It’s Autism Awareness Week. Just so you’re aware, I have autism in my family.

Apparently there is some controversy in autism, centering around who speaks for the autism community. Since I’m the adult in the house with a blog, I’ve been the one speaking about autism in our family. My being more neuro-typical certainly advantages me in this, but I also say more about it than my super-social-savvy spouse.  As with most of my autism posts which cite my son, I’ll be running it past him for approval. My son is at the point of his development where he can speak for himself, and I’m hoping he will do more of that. I think this is a good thing. It is the rising number of verbal and communicative folks with ASD (autism spectrum disorder) that have really brought up this issue, which is healthy. Anyway, this growing need to speak for themselves has lead to backlash against Autism Speaks, the largest autism advocacy/charity group. The arguments are probably best articulated by the folks with this complaint, but center around a couple of things, who speaks for the autistic community, and what should the goal of a group formed to address this issue be? Specifically, does autism need a “cure”?  Some folks still want a fix, and are not happy that Autism Speaks is now talking about accepting autism as a gift.

I think I’m in a unique position, because in addition to having a fairly well-adjusted son with ASD, I grew up with a brother with classic, non-verbal autism. I don’t talk as much about him because he really can’t give consent as my son can, but I’m going to talk about why some families might want a cure, and others resent that idea. My brother was born in the mid-1970s when the “refrigerator-mom” theory of autism was dying a well-deserved death, but nothing new had really taken its place. No one knew what to do. There was little in the way of treatment or therapy at the time.  He was clearly “different” from a very young age (I remember thinking something was “off” when he was 6 months old, and I was only 9 at the time), but he was a beautiful, physically healthy baby. I saw my brother last Spring. He speaks in monosyllables. The best thing for me is that he seems happy because most of my memories of him, are not about a happy child, and the few times when he was happy, everyone else was very frustrated because it involved behavior like emptying every single bottle of shampoo down the bathtub, etc. Every adult in the family wanted a “cure” for my brother. As I got older, I wished he could have one because he was so frustrated, and angry.

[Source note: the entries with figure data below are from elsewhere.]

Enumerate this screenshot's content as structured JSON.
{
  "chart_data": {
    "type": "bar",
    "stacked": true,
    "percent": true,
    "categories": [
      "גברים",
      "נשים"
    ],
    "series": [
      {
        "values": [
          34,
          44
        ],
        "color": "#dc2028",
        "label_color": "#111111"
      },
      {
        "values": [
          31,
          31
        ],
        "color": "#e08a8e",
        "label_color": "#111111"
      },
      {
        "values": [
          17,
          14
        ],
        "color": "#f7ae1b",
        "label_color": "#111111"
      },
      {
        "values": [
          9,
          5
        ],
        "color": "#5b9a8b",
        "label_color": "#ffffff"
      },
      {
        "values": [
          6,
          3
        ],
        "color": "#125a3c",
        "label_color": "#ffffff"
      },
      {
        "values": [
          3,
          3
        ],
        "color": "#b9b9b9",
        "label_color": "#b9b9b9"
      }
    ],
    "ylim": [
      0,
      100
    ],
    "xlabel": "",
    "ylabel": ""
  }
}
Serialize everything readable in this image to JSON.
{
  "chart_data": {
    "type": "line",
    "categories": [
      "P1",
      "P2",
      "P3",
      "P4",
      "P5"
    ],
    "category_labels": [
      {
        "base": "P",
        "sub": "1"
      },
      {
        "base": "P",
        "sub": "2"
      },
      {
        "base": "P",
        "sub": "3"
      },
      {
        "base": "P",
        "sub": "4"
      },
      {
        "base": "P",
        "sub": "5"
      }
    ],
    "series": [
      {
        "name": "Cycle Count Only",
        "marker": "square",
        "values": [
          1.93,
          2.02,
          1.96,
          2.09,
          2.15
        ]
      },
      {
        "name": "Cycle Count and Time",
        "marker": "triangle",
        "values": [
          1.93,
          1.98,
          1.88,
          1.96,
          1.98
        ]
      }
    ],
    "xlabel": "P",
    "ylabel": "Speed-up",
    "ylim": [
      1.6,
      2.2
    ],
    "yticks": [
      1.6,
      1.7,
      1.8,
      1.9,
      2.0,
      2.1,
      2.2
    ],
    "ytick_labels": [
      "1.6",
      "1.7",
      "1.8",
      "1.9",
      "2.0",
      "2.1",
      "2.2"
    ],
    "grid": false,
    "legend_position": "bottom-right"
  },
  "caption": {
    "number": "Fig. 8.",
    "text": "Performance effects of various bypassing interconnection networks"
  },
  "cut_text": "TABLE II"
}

While I understand concerns about trying to “mold” those with ASD into being neuro-typical, and concerns about language and behavior towards ASD individuals by families and Autism Speaks that is dehumanizing, I also know how frustrating it is to live with a severe, non-verbal person with autism. I also know that having mild-to-moderate ASD and raising a kiddo with that, is a whole different ball of wax than what my parents went through. Although many things have changed since the dark ages of autism, the day-to-day difficulties are the same. I don’t pretend that my son’s autism is the same as my brother’s autism. I don’t fool myself, that my home life (which is pretty darn smooth, thank you very much) compares to parents who have children with more severe versions of ASD. I thank the gods that diagnosis and treatment options have improved since my childhood. I don’t want a “cure” for my son, I like him as he is, but I also respect that other autism families may feel differently. If it’s because they have rigid ideas about what their child should be, I urge them to give that up. But, if like myself, they see pain and suffering and experience pain and suffering, I’m not going to tell them wanting a cure is wrong.

I do suspect a cure may not be feasible. Since autism is a spectrum, it may well prove to be like cancer, not subject to one line of treatment (e.g. a “cure”). In the meantime, both the posts above point to supporting organization that help out locally providing direct support services. In Sacramento, I received invaluable assistance from FEAT (Families for Early Autism Treatment). We also have the MIND Institute which does both research, and provides more hands-on services. I’ve been attending meetings for the Center for Excellence in Development Disabilities and my son has found the information provided about college, jobs and housing to be useful.